• La Cour de l'Hiver (Morgane Stankiewiez)

    La cour de l'hiver (Morgane Stankiewiez)

     Résumé 

     
    « Une fée qui s'ignore, prisonnière d'une adolescence trop normale, voit sa vie chamboulée quand elle fait la rencontre épistolaire de Csilla, une jeune femme solaire qui lui dévoile les véritables couleurs de son âme. Un roman jeune adulte entre la Bretagne, Paris et l'Alsace, et surtout, dans le Monde des Fées. »
     

     Ma chronique

     

    Un mois et quelques jours que j'ai terminé ce livre, ce récit et je n'ai toujours pas posé les mots dessus. Pas qu'il soit mauvais, bien au contraire, mais parce qu'il m'a fallu le relire une seconde fois et j'ai exactement le même ressenti qu'à la première lecture : mon cœur n'a cessé de battre la chamade devant les événements de nos héroïnes. Le résumé étant très succinct, j'ai peur d'en dévoiler de trop et indiquer juste qu'il faut lire cette histoire sans donner un minimum risque de faire tache. Pas de mesquinerie, point de "lisez parce que j'adore l'auteure !" même si cela pourrait être un bon slogan chez moi (j'en ai tellement peu d'auteurs qui auraient ce traitement de "faveur" que cela fonctionnerait parfaitement. J'ai découvert Morgane avant, dans une autre vie, dans un autre temps où les mots étaient tous sauf solitaires. Les maux étaient présents et cela se ressentaient quelque peu dans la plume. Une écriture, douce, sensuelle, terriblement attachante et une imagination fertile. Les fioritures sont peut-être là, la noirceur aussi et les doutes toujours collés au texte, mais qu'importe le sujet, l'écriture a évolué, tout comme Morgane qui nous offre le meilleure d'elle-même. Elle s'est trouvée et sa plume s'en ressent d'avantage, avec cette pointe de subtilité plus poussée, ses mots plus sombres et cette lueur d'espoir qui ne cesse de battre, comme les obstacles à abattre dans cette prison de chair et de glace.

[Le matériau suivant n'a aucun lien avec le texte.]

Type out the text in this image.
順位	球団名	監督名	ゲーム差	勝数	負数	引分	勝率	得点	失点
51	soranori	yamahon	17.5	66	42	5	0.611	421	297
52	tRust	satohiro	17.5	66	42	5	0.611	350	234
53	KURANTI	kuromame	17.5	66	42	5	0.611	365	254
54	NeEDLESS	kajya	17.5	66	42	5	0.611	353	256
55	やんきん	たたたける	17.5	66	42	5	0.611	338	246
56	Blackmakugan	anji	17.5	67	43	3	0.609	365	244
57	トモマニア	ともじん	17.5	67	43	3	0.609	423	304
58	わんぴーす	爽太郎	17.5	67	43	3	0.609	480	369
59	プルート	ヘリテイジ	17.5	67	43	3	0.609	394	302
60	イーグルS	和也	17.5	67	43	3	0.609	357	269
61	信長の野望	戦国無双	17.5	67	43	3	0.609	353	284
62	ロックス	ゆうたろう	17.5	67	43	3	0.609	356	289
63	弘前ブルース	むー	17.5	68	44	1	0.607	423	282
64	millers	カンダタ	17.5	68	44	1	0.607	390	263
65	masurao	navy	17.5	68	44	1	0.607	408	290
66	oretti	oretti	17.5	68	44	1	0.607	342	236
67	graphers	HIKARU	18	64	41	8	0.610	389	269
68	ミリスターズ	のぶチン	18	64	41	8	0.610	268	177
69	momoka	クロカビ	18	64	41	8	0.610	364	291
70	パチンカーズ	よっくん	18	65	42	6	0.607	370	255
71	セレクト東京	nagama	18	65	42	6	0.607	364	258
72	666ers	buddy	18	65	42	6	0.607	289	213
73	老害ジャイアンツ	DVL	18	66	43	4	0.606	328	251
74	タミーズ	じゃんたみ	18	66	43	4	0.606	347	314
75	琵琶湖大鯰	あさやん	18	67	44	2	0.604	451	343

    Deux parties composent ce récit, une plus "terre-à-terre" avec les doutes, le quotidien de notre premier personnage qui se cherche, se demande s'il est véritablement ce qu'il montre, ses études. Nous suivons ce personnage en souriant par moment, en nous disant qu'à 17 ans c'est encore jeune pour être sur de soi dans l'apparence, dans l'esprit dans son avenir qui se dessine sans réussir à être bien dans sa peau. Parce que c'est de cela que le récit nous parle en premier : le fait d'être soi-même, de ne pas ressentir de mal-être, d'être la personne que l'on veut sans avoir à supporter le regard des autres constamment. C'est le cas de cet étudiant qui est à part, comme les autres, se retrouvent ensemble sans être dans de "vrais" groupes. Pas forcément les laissez-pour-compte, mais cela pourrait y ressembler. Des êtres qui se cherchent qui ne veulent pas forcément être comme tout le monde et puis ces échanges en cours de français qui vont tout changer. Des lettres, des correspondances qui vont donner le déclic, le début d'une victoire sur soi. C'est un travail de chaque instant que nous avons, entre ce que les personnages pensent et ce qu'ils ressentent. Nulle n'est sensé être parfait, mais se sentir bien dans sa peau, qu'elle quelle soit ne devrait pas être un phénomène de foire ! Ce qui malheureusement est encore bien le cas à notre époque (voila que je parle comme ma grande-mère, de mon temps, blablabla...) Être heureuse, être en bonne santé devraient être les deux premières choses qui doivent nous appartenir. Il est vrai que le regard et les mots des autres sont parfois mesquins, un bourdonnement de mouches insolentes, un peu trop virulents, parce que cela fait peur, parce que ce n'est pas normal, parce que ??? Que de fausses excuses et ici, le récit de Morgane est tout en douceur, sans cacher les mots ni les maux, avec bienveillance.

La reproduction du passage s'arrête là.